Until the relatively recent invention of the steam and internal combustion engines, humans traveled the earth by foot. The slow travel meant that explorers and pilgrims frequently returned with a catalog of stories about far-off lands: some of them wild tales, some honest renderings.
Barbara Klion, a retiree from Harstdale, N.Y., knows what that's like. As an avid walker who has toured Australia, Kenya, and China on foot, her trips are the contemporary version of an age-old tradition.
For years, Klion and her husband, now 75 and 80, traveled independently. In 2003, they decided to try guided walking tours. That's when the couple went to Scotland with the La Jolla, Calif.-based tour operator Classic Journeys.
“He had us right back there in the 16th century,” Klion says of her guide, who was also a historian, singer and expert on Robert Burns, a famous Scottish poet. “He led us through the highlands, telling the history of Scotland. It rained every single day but we didn't care.”
Walkers are generally a committed bunch; they know that seeing the world by foot yields a rare experience. Often travelers bond with interesting locals. They also get a vivid, lasting impression of the landscape. Walking tours can be done in one's figurative backyard, but there are several destinations around the world that expose travelers to the best of nature and culture.
What to look for
Tim Smith, a guide for the Waterbury, Vt.-based tour company Country Walkers, says the essentials of a quality stroll are a great landscape, tolerable weather, suitable level of difficulty and something, like ecology, history or culture, to get the brain buzzing. These may seem like vague directives, but the fun of walking tours is that they're easily personalized by the traveler.
Someone who appreciates hot climates, wildlife and flat terrain could opt for a walking safari in Zambia's South Luangwa National Park.
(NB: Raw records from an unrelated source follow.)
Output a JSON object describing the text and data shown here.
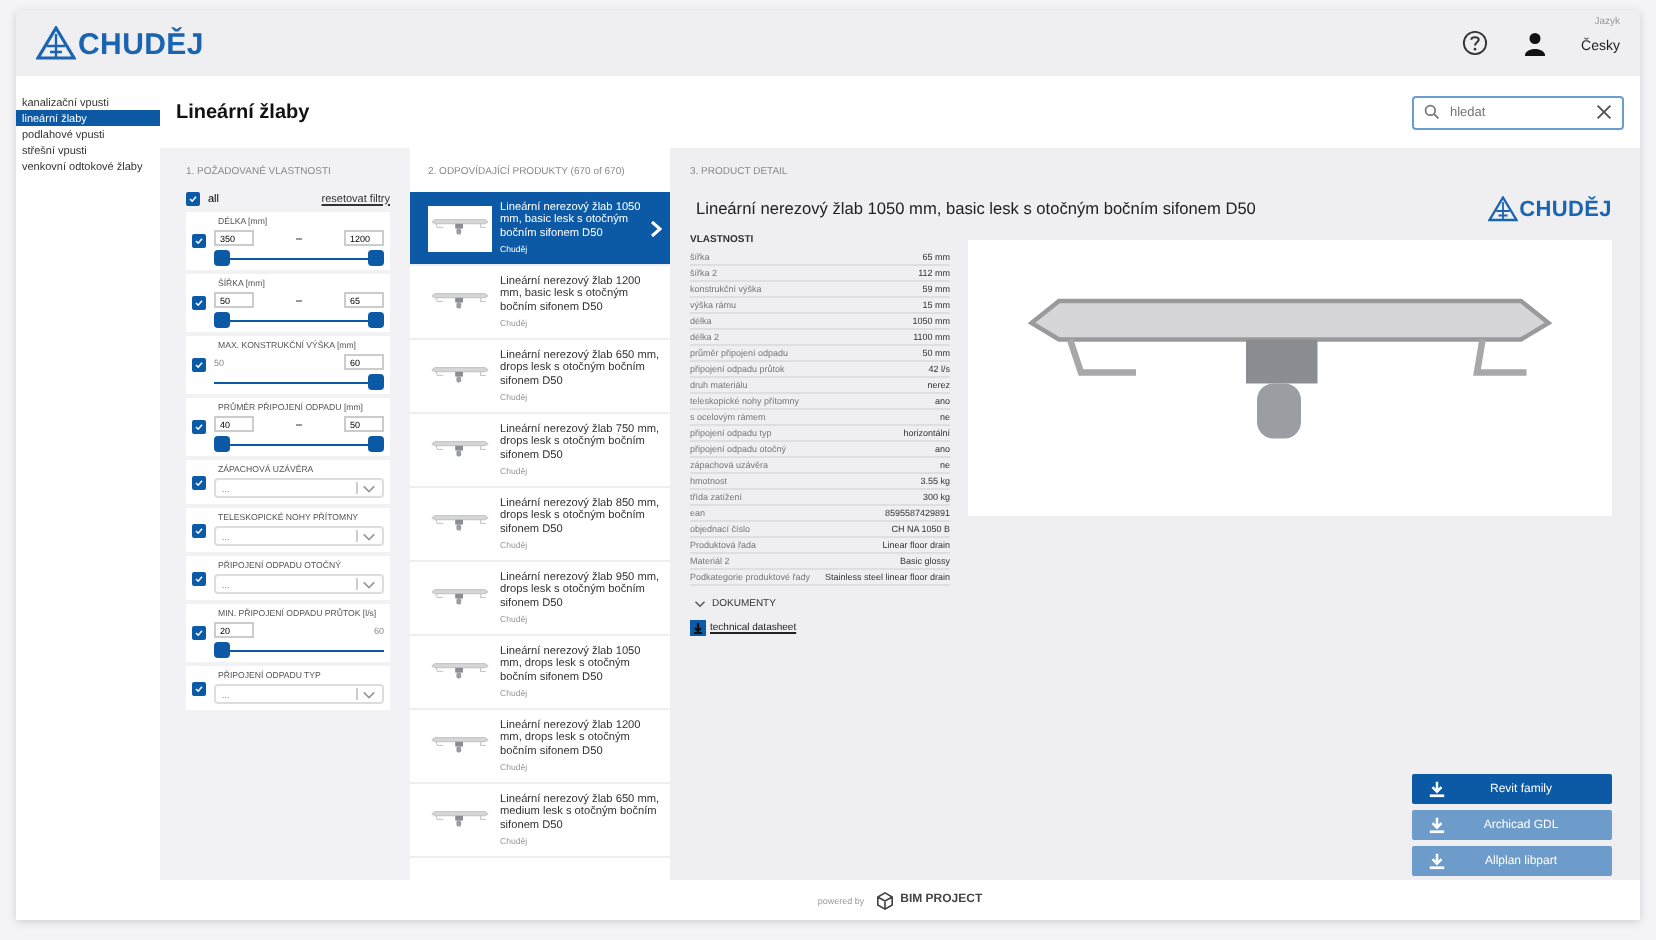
{
  "header": {
    "logo": "CHUDĚJ",
    "language_label": "Jazyk",
    "language": "Česky"
  },
  "nav": {
    "items": [
      {
        "label": "kanalizační vpusti",
        "selected": false
      },
      {
        "label": "lineární žlaby",
        "selected": true
      },
      {
        "label": "podlahové vpusti",
        "selected": false
      },
      {
        "label": "střešní vpusti",
        "selected": false
      },
      {
        "label": "venkovní odtokové žlaby",
        "selected": false
      }
    ]
  },
  "page_title": "Lineární žlaby",
  "search": {
    "placeholder": "hledat"
  },
  "filters": {
    "heading": "1. POŽADOVANÉ VLASTNOSTI",
    "all_label": "all",
    "all_checked": true,
    "reset": "resetovat filtry",
    "items": [
      {
        "kind": "range",
        "label": "DÉLKA [mm]",
        "checked": true,
        "from": "350",
        "to": "1200",
        "thumbs": [
          {
            "level": 0
          },
          {
            "level": 1
          }
        ]
      },
      {
        "kind": "range",
        "label": "ŠÍŘKA [mm]",
        "checked": true,
        "from": "50",
        "to": "65",
        "thumbs": [
          {
            "level": 0
          },
          {
            "level": 1
          }
        ]
      },
      {
        "kind": "max",
        "label": "MAX. KONSTRUKČNÍ VÝŠKA [mm]",
        "checked": true,
        "bound": "50",
        "value": "60",
        "level": 1
      },
      {
        "kind": "range",
        "label": "PRŮMĚR PŘIPOJENÍ ODPADU [mm]",
        "checked": true,
        "from": "40",
        "to": "50",
        "thumbs": [
          {
            "level": 0
          },
          {
            "level": 1
          }
        ]
      },
      {
        "kind": "select",
        "label": "ZÁPACHOVÁ UZÁVĚRA",
        "checked": true,
        "value": "..."
      },
      {
        "kind": "select",
        "label": "TELESKOPICKÉ NOHY PŘÍTOMNY",
        "checked": true,
        "value": "..."
      },
      {
        "kind": "select",
        "label": "PŘIPOJENÍ ODPADU OTOČNÝ",
        "checked": true,
        "value": "..."
      },
      {
        "kind": "min",
        "label": "MIN. PŘIPOJENÍ ODPADU PRŮTOK [l/s]",
        "checked": true,
        "value": "20",
        "bound": "60",
        "level": 0
      },
      {
        "kind": "select",
        "label": "PŘIPOJENÍ ODPADU TYP",
        "checked": true,
        "value": "..."
      }
    ]
  },
  "products": {
    "heading": "2. ODPOVÍDAJÍCÍ PRODUKTY (670 of 670)",
    "items": [
      {
        "name": "Lineární nerezový žlab 1050 mm, basic lesk s otočným bočním sifonem D50",
        "brand": "Chuděj",
        "selected": true
      },
      {
        "name": "Lineární nerezový žlab 1200 mm, basic lesk s otočným bočním sifonem D50",
        "brand": "Chuděj",
        "selected": false
      },
      {
        "name": "Lineární nerezový žlab 650 mm, drops lesk s otočným bočním sifonem D50",
        "brand": "Chuděj",
        "selected": false
      },
      {
        "name": "Lineární nerezový žlab 750 mm, drops lesk s otočným bočním sifonem D50",
        "brand": "Chuděj",
        "selected": false
      },
      {
        "name": "Lineární nerezový žlab 850 mm, drops lesk s otočným bočním sifonem D50",
        "brand": "Chuděj",
        "selected": false
      },
      {
        "name": "Lineární nerezový žlab 950 mm, drops lesk s otočným bočním sifonem D50",
        "brand": "Chuděj",
        "selected": false
      },
      {
        "name": "Lineární nerezový žlab 1050 mm, drops lesk s otočným bočním sifonem D50",
        "brand": "Chuděj",
        "selected": false
      },
      {
        "name": "Lineární nerezový žlab 1200 mm, drops lesk s otočným bočním sifonem D50",
        "brand": "Chuděj",
        "selected": false
      },
      {
        "name": "Lineární nerezový žlab 650 mm, medium lesk s otočným bočním sifonem D50",
        "brand": "Chuděj",
        "selected": false
      }
    ]
  },
  "detail": {
    "heading": "3. PRODUCT DETAIL",
    "title": "Lineární nerezový žlab 1050 mm, basic lesk s otočným bočním sifonem D50",
    "logo": "CHUDĚJ",
    "properties_heading": "VLASTNOSTI",
    "properties": [
      {
        "name": "šířka",
        "value": "65 mm"
      },
      {
        "name": "šířka 2",
        "value": "112 mm"
      },
      {
        "name": "konstrukční výška",
        "value": "59 mm"
      },
      {
        "name": "výška rámu",
        "value": "15 mm"
      },
      {
        "name": "délka",
        "value": "1050 mm"
      },
      {
        "name": "délka 2",
        "value": "1100 mm"
      },
      {
        "name": "průměr připojení odpadu",
        "value": "50 mm"
      },
      {
        "name": "připojení odpadu průtok",
        "value": "42 l/s"
      },
      {
        "name": "druh materiálu",
        "value": "nerez"
      },
      {
        "name": "teleskopické nohy přítomny",
        "value": "ano"
      },
      {
        "name": "s ocelovým rámem",
        "value": "ne"
      },
      {
        "name": "připojení odpadu typ",
        "value": "horizontální"
      },
      {
        "name": "připojení odpadu otočný",
        "value": "ano"
      },
      {
        "name": "zápachová uzávěra",
        "value": "ne"
      },
      {
        "name": "hmotnost",
        "value": "3.55 kg"
      },
      {
        "name": "třída zatížení",
        "value": "300 kg"
      },
      {
        "name": "ean",
        "value": "8595587429891"
      },
      {
        "name": "objednací číslo",
        "value": "CH NA 1050 B"
      },
      {
        "name": "Produktová řada",
        "value": "Linear floor drain"
      },
      {
        "name": "Materiál 2",
        "value": "Basic glossy"
      },
      {
        "name": "Podkategorie produktové řady",
        "value": "Stainless steel linear floor drain"
      }
    ],
    "documents_heading": "DOKUMENTY",
    "documents_expanded": true,
    "documents": [
      {
        "label": "technical datasheet"
      }
    ],
    "downloads": [
      {
        "label": "Revit family",
        "disabled": false
      },
      {
        "label": "Archicad GDL",
        "disabled": true
      },
      {
        "label": "Allplan libpart",
        "disabled": true
      }
    ]
  },
  "footer": {
    "powered_by": "powered by",
    "brand": "BIM PROJECT"
  }
}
Walkers can watch hippopotamuses and crocodiles swim in the Luangwa River and yellow-billed storks try to catch fish in the shallow waters of oxbow lagoons.
For those concerned about distance and level of difficulty, mileage varies depending on the itinerary, and tour operators and national parks differentiate between easier walks and harder ones. In general, independent travelers can decide how far to go each day, while guests of a tour operator should expect to walk an average of four to eight miles daily. At the Fiordland National Park in New Zealand, for example, there are several easy-to-moderate hikes and three “great walks,” giving travelers who want to enjoy views of the rain forest and alpine landscape many options.
Companies that organize walking tours also work hard to set themselves apart from the competition, often emphasizing an exclusive cultural experience. Sarah Thies, a marketing and communications manager for Classic Journeys, says the company focuses on connections with locals.
“They're introducing us to their friends and family members,” she says, “and they're opening up their homes to us.” This might include visiting a Tuscan shepherd who allows the guests to sample traditional cheeses or discussing wine and politics with a winemaker who opened the first Croatian vineyard after the fall of communism.
Country Walkers builds relationships with local guides who find less-traveled paths and villages. In Nepal, for example, the company stays away from the heavily-trafficked Mount Everest route and instead walks trails also used by villagers.
“We feel when we go to these areas,” says Jamen Yeaton-Masi, the director of operations for Country Walkers, “we are walking on the trails that people have been walking on for hundreds of years. It's really like stepping back in time.”